The Bank of Japan (BOJ) eased monetary policy on Wednesday by boosting its asset-buying programme, as prospects of a near-term recovery in the world’s third largest economy faded due to weakening exports and prolonged slowdown in China.
The decision came hard on the heels of major quantitative easing announced by the US Federal Reserve last week, and amid worries that a territorial dispute with China, Japan’s biggest trading partner, will damage exports even more.But, BOJ governor Masaaki Shirakawa stressed that the move was prompted by recent disappointing data, not the Fed’s action, while the anti-Japanese protests in China played no part in the decision to ease.

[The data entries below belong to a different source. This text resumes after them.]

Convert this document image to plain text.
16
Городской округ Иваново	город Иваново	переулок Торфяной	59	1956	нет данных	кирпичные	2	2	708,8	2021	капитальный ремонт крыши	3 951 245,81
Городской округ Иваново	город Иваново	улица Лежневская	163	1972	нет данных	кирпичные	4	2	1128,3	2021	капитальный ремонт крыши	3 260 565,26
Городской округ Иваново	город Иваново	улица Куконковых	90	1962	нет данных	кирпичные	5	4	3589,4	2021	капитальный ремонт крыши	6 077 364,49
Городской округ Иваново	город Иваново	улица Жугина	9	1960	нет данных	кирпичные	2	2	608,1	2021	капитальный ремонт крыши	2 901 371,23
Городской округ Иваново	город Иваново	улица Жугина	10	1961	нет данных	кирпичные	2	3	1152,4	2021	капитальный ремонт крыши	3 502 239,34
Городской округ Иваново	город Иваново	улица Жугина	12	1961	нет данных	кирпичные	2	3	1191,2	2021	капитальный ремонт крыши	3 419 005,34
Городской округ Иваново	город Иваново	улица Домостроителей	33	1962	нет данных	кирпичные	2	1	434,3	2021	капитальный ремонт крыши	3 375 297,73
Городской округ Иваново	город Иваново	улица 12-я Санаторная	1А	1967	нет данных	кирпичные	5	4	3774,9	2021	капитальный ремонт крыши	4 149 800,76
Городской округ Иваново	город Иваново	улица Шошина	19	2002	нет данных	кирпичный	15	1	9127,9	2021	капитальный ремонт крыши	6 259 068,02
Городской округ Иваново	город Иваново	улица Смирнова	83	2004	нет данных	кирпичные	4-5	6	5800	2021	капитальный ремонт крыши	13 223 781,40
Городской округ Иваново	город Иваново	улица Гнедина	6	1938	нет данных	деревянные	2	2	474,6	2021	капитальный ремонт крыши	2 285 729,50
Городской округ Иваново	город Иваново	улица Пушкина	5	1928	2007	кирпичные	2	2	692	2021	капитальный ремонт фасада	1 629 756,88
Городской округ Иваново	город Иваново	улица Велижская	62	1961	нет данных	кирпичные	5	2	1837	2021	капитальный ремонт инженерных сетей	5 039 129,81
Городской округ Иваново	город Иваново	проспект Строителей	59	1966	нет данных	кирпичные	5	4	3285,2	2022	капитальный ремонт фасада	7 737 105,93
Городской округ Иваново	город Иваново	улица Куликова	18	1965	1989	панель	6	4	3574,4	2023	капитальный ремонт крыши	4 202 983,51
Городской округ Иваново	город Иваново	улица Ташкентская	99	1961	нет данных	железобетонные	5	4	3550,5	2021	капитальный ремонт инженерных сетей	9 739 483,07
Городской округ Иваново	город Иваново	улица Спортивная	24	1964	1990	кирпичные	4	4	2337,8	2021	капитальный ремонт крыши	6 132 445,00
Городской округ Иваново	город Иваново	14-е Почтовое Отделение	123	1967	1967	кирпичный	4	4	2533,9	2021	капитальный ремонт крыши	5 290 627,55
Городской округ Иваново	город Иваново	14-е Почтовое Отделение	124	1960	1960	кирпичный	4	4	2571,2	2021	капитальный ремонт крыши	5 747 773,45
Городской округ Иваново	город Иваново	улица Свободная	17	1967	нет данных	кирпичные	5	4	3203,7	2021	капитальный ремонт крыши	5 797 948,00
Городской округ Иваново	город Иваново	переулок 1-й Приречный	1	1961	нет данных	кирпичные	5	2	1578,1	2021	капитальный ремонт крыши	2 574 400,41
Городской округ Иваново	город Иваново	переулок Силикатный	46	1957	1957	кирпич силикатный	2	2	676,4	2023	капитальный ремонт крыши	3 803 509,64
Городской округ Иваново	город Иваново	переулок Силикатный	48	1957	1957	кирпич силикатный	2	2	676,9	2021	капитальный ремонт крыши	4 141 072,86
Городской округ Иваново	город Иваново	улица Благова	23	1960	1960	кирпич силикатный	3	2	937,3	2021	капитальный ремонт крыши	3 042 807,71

“Overseas economies are slowing more than we anticipated, which is why we downgraded Japan’s economic view,” Shirakawa said.
“Japan’s economic recovery could be delayed by about half a year,” he stressed.
The BOJ increased its asset buying and loan programme, currently its key monetary easing tool, by 10 trillion yen ($127 billion) — double the usual amount — to 80 trillion yen, with the increase earmarked for purchases of government bonds and treasury discount bills. Standing over $1 trillion, the total stimulus is now almost a fifth of Japan’s economy.
The yen slipped to a one-month low, cash bonds rose and Tokyo’s Nikkei stock average hit a four-month high on the decision to offer the bigger-than-expected stimulus, in a move that came a month before many market players had expected it.
The BOJ cut its assessment of the economy to say its activity was pausing and projected growth to stay flat for now. It also took out a line forecasting a moderate economic recovery ahead. The BOJ is due to release next month revised long-term growth forecasts that are expected to show a sustained end to deflation is distant.